Most of the time, gut health is simply a byproduct of good general health. If you eat a healthy diet and get enough exercise, you’re likely to have a healthy gut. However, there are some steps you can take to maintain a healthy gut, and there are also some common things that can cause problems.
The digestive system is an intricate network of organs and muscles that work together to break down food and absorb nutrients. Most of this process is automatic and unconscious, thanks to the enteric nervous system and a series of reflexes. The ENS is the “second brain” in our gut; the two are connected by the vagus nerve, which runs from the esophagus to the colon. But that doesn’t mean that the digestive system doesn’t need to be taken care of. Just like a car needs an oil change once a year, your body needs regular tune-ups to keep things running smoothly.
How Do You Keep Your Guts Healthy?
It’s hard to believe, but your gut health directly impacts your overall health and can even play a role in how likely you are to develop certain diseases. Your digestive system is home to hundreds of types of bacteria, and your gut health is largely dependent on the balance of “good” and “bad” bacteria. There are thousands of ways to improve your gut health, from changing your diet to taking probiotic supplements, but there’s no right or wrong answer. Start by learning more about what you can do to care for your digestive system.
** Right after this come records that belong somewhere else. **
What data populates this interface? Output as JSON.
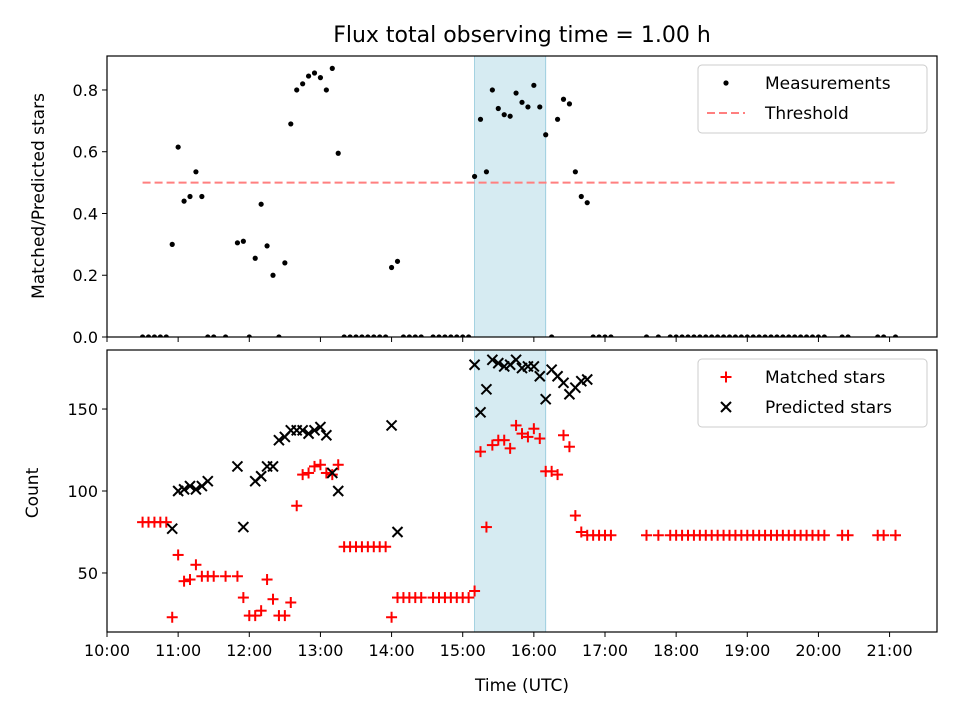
{
  "figure": {
    "title": "Flux total observing time = 1.00 h",
    "xlabel": "Time (UTC)"
  },
  "colors": {
    "measurement": "#000000",
    "threshold": "#ff7f7f",
    "matched": "#ff0000",
    "predicted": "#000000",
    "highlight": "#add8e6"
  },
  "chart_data": [
    {
      "type": "scatter",
      "ylabel": "Matched/Predicted stars",
      "xlim": [
        "10:00",
        "21:40"
      ],
      "ylim": [
        0,
        0.91
      ],
      "yticks": [
        0.0,
        0.2,
        0.4,
        0.6,
        0.8
      ],
      "highlight_span": [
        "15:10",
        "16:10"
      ],
      "legend": {
        "position": "top-right",
        "entries": [
          "Measurements",
          "Threshold"
        ]
      },
      "threshold": {
        "name": "Threshold",
        "y": 0.5,
        "x": [
          "10:30",
          "21:05"
        ]
      },
      "series": [
        {
          "name": "Measurements",
          "x": [
            "10:30",
            "10:35",
            "10:40",
            "10:45",
            "10:50",
            "10:55",
            "11:00",
            "11:05",
            "11:10",
            "11:15",
            "11:20",
            "11:25",
            "11:30",
            "11:40",
            "11:50",
            "11:55",
            "12:00",
            "12:05",
            "12:10",
            "12:15",
            "12:20",
            "12:25",
            "12:30",
            "12:35",
            "12:40",
            "12:45",
            "12:50",
            "12:55",
            "13:00",
            "13:05",
            "13:10",
            "13:15",
            "13:20",
            "13:25",
            "13:30",
            "13:35",
            "13:40",
            "13:45",
            "13:50",
            "13:55",
            "14:00",
            "14:05",
            "14:10",
            "14:15",
            "14:20",
            "14:25",
            "14:35",
            "14:40",
            "14:45",
            "14:50",
            "14:55",
            "15:00",
            "15:05",
            "15:10",
            "15:15",
            "15:20",
            "15:25",
            "15:30",
            "15:35",
            "15:40",
            "15:45",
            "15:50",
            "15:55",
            "16:00",
            "16:05",
            "16:10",
            "16:15",
            "16:20",
            "16:25",
            "16:30",
            "16:35",
            "16:40",
            "16:45",
            "16:50",
            "16:55",
            "17:00",
            "17:05",
            "17:35",
            "17:45",
            "17:55",
            "18:00",
            "18:05",
            "18:10",
            "18:15",
            "18:20",
            "18:25",
            "18:30",
            "18:35",
            "18:40",
            "18:45",
            "18:50",
            "18:55",
            "19:00",
            "19:05",
            "19:10",
            "19:15",
            "19:20",
            "19:25",
            "19:30",
            "19:35",
            "19:40",
            "19:45",
            "19:50",
            "19:55",
            "20:00",
            "20:05",
            "20:20",
            "20:25",
            "20:50",
            "20:55",
            "21:05"
          ],
          "y": [
            0.0,
            0.0,
            0.0,
            0.0,
            0.0,
            0.3,
            0.615,
            0.44,
            0.455,
            0.535,
            0.455,
            0.0,
            0.0,
            0.0,
            0.305,
            0.31,
            0.0,
            0.255,
            0.43,
            0.295,
            0.2,
            0.0,
            0.24,
            0.69,
            0.8,
            0.82,
            0.845,
            0.855,
            0.84,
            0.8,
            0.87,
            0.595,
            0.0,
            0.0,
            0.0,
            0.0,
            0.0,
            0.0,
            0.0,
            0.0,
            0.225,
            0.245,
            0.0,
            0.0,
            0.0,
            0.0,
            0.0,
            0.0,
            0.0,
            0.0,
            0.0,
            0.0,
            0.0,
            0.52,
            0.705,
            0.535,
            0.8,
            0.74,
            0.72,
            0.715,
            0.79,
            0.76,
            0.745,
            0.815,
            0.745,
            0.655,
            0.0,
            0.705,
            0.77,
            0.755,
            0.535,
            0.455,
            0.435,
            0.0,
            0.0,
            0.0,
            0.0,
            0.0,
            0.0,
            0.0,
            0.0,
            0.0,
            0.0,
            0.0,
            0.0,
            0.0,
            0.0,
            0.0,
            0.0,
            0.0,
            0.0,
            0.0,
            0.0,
            0.0,
            0.0,
            0.0,
            0.0,
            0.0,
            0.0,
            0.0,
            0.0,
            0.0,
            0.0,
            0.0,
            0.0,
            0.0,
            0.0,
            0.0,
            0.0,
            0.0,
            0.0
          ]
        }
      ]
    },
    {
      "type": "scatter",
      "ylabel": "Count",
      "xlim": [
        "10:00",
        "21:40"
      ],
      "ylim": [
        14,
        186
      ],
      "yticks": [
        50,
        100,
        150
      ],
      "xticks": [
        "10:00",
        "11:00",
        "12:00",
        "13:00",
        "14:00",
        "15:00",
        "16:00",
        "17:00",
        "18:00",
        "19:00",
        "20:00",
        "21:00"
      ],
      "highlight_span": [
        "15:10",
        "16:10"
      ],
      "legend": {
        "position": "top-right",
        "entries": [
          "Matched stars",
          "Predicted stars"
        ]
      },
      "series": [
        {
          "name": "Matched stars",
          "marker": "plus",
          "x": [
            "10:30",
            "10:35",
            "10:40",
            "10:45",
            "10:50",
            "10:55",
            "11:00",
            "11:05",
            "11:10",
            "11:15",
            "11:20",
            "11:25",
            "11:30",
            "11:40",
            "11:50",
            "11:55",
            "12:00",
            "12:05",
            "12:10",
            "12:15",
            "12:20",
            "12:25",
            "12:30",
            "12:35",
            "12:40",
            "12:45",
            "12:50",
            "12:55",
            "13:00",
            "13:05",
            "13:10",
            "13:15",
            "13:20",
            "13:25",
            "13:30",
            "13:35",
            "13:40",
            "13:45",
            "13:50",
            "13:55",
            "14:00",
            "14:05",
            "14:10",
            "14:15",
            "14:20",
            "14:25",
            "14:35",
            "14:40",
            "14:45",
            "14:50",
            "14:55",
            "15:00",
            "15:05",
            "15:10",
            "15:15",
            "15:20",
            "15:25",
            "15:30",
            "15:35",
            "15:40",
            "15:45",
            "15:50",
            "15:55",
            "16:00",
            "16:05",
            "16:10",
            "16:15",
            "16:20",
            "16:25",
            "16:30",
            "16:35",
            "16:40",
            "16:45",
            "16:50",
            "16:55",
            "17:00",
            "17:05",
            "17:35",
            "17:45",
            "17:55",
            "18:00",
            "18:05",
            "18:10",
            "18:15",
            "18:20",
            "18:25",
            "18:30",
            "18:35",
            "18:40",
            "18:45",
            "18:50",
            "18:55",
            "19:00",
            "19:05",
            "19:10",
            "19:15",
            "19:20",
            "19:25",
            "19:30",
            "19:35",
            "19:40",
            "19:45",
            "19:50",
            "19:55",
            "20:00",
            "20:05",
            "20:20",
            "20:25",
            "20:50",
            "20:55",
            "21:05"
          ],
          "y": [
            81,
            81,
            81,
            81,
            81,
            23,
            61,
            45,
            46,
            55,
            48,
            48,
            48,
            48,
            48,
            35,
            24,
            24,
            27,
            46,
            34,
            24,
            24,
            32,
            91,
            110,
            111,
            115,
            116,
            111,
            110,
            116,
            66,
            66,
            66,
            66,
            66,
            66,
            66,
            66,
            23,
            35,
            35,
            35,
            35,
            35,
            35,
            35,
            35,
            35,
            35,
            35,
            35,
            39,
            124,
            78,
            128,
            131,
            131,
            126,
            140,
            135,
            133,
            138,
            132,
            112,
            112,
            110,
            134,
            127,
            85,
            75,
            73,
            73,
            73,
            73,
            73,
            73,
            73,
            73,
            73,
            73,
            73,
            73,
            73,
            73,
            73,
            73,
            73,
            73,
            73,
            73,
            73,
            73,
            73,
            73,
            73,
            73,
            73,
            73,
            73,
            73,
            73,
            73,
            73,
            73,
            73,
            73,
            73,
            73,
            73
          ]
        },
        {
          "name": "Predicted stars",
          "marker": "x",
          "x": [
            "10:55",
            "11:00",
            "11:05",
            "11:10",
            "11:15",
            "11:20",
            "11:25",
            "11:50",
            "11:55",
            "12:05",
            "12:10",
            "12:15",
            "12:20",
            "12:25",
            "12:30",
            "12:35",
            "12:40",
            "12:45",
            "12:50",
            "12:55",
            "13:00",
            "13:05",
            "13:10",
            "13:15",
            "14:00",
            "14:05",
            "15:10",
            "15:15",
            "15:20",
            "15:25",
            "15:30",
            "15:35",
            "15:40",
            "15:45",
            "15:50",
            "15:55",
            "16:00",
            "16:05",
            "16:10",
            "16:15",
            "16:20",
            "16:25",
            "16:30",
            "16:35",
            "16:40",
            "16:45"
          ],
          "y": [
            77,
            100,
            101,
            103,
            101,
            103,
            106,
            115,
            78,
            106,
            109,
            115,
            115,
            131,
            133,
            137,
            137,
            137,
            135,
            137,
            139,
            134,
            111,
            100,
            140,
            75,
            177,
            148,
            162,
            180,
            178,
            176,
            177,
            180,
            175,
            176,
            176,
            170,
            156,
            174,
            170,
            166,
            159,
            163,
            167,
            168
          ]
        }
      ]
    }
  ]
}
Keeping your guts healthy isn’t just about having regular bowel movements. Your digestive system is a complex network of organs and processes that break down and absorb the nutrients from the food you eat. And a healthy digestive system doesn’t just mean fewer bathroom trips; it also reduces the risk for a host of health issues, including colon cancer.
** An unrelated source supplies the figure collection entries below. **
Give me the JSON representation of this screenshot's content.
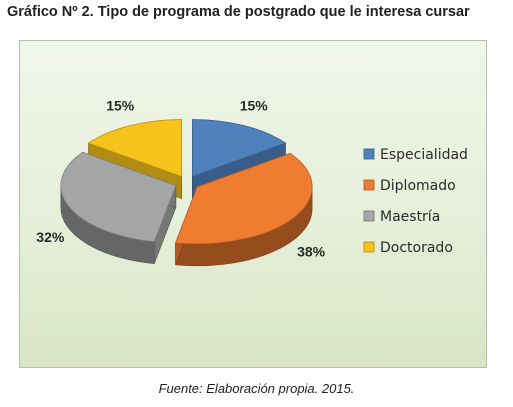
{
  "figure": {
    "title": "Gráfico Nº 2. Tipo de programa de postgrado que le interesa cursar",
    "source": "Fuente: Elaboración propia. 2015."
  },
  "chart_data": {
    "type": "pie",
    "three_d": true,
    "exploded": true,
    "legend_position": "right",
    "categories": [
      "Especialidad",
      "Diplomado",
      "Maestría",
      "Doctorado"
    ],
    "values": [
      15,
      38,
      32,
      15
    ],
    "labels": [
      "15%",
      "38%",
      "32%",
      "15%"
    ],
    "colors": [
      "#4f81bd",
      "#f07c31",
      "#a5a5a5",
      "#f6c21b"
    ]
  }
}
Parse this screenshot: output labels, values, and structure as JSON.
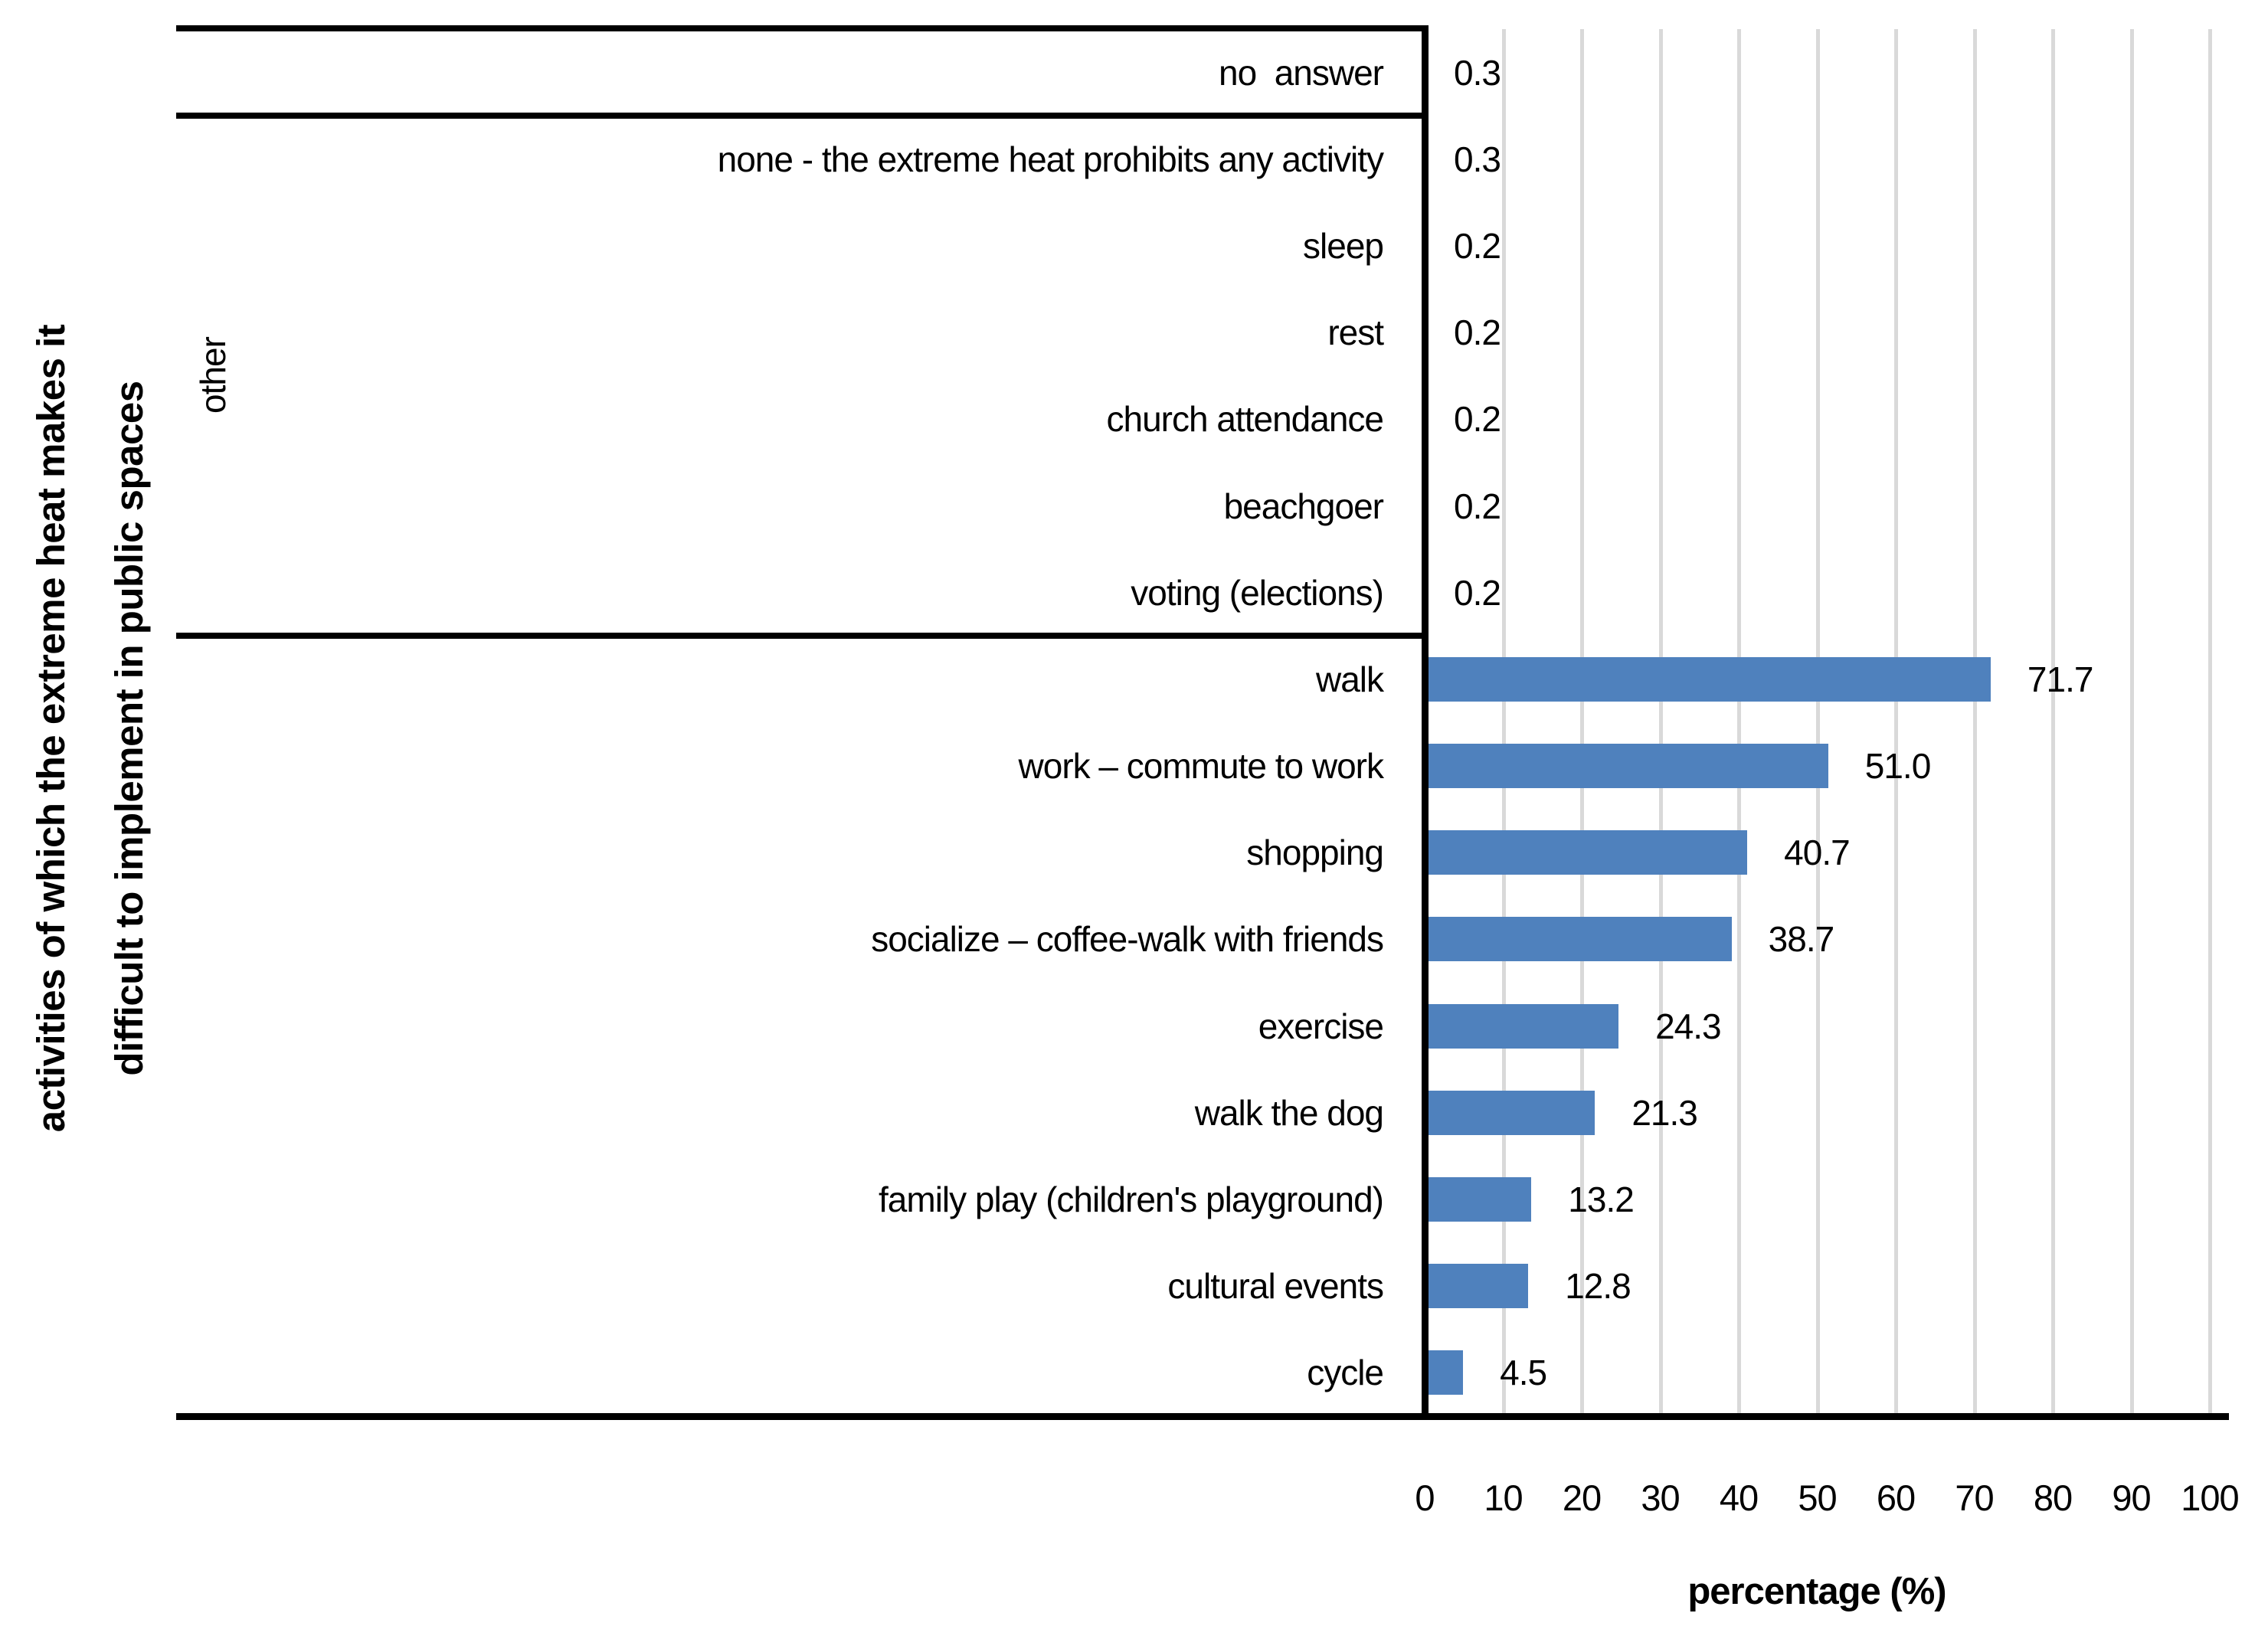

Just like you take time to get regular checkups for your teeth and skin, it’s also important to check in on your gut health. No, I’m not talking about medicine or pills – I’m talking about the hundreds of billions of microorganisms that live in your intestines. These microorganisms, collectively known as your microbiome, are vital to your overall well-being. They help you digest your food, fight off infections, and regulate your metabolism. But your microbiome isn’t static – it’s changing all the time, depending on what you eat.
You should also try to keep your stress levels down since they can actually directly impact the health of your guts. If you’re stressed, take some time for yourself, whether it’s for doing your hobbies or just lazing around in the house and eating a bunch of snacks in the kitchen.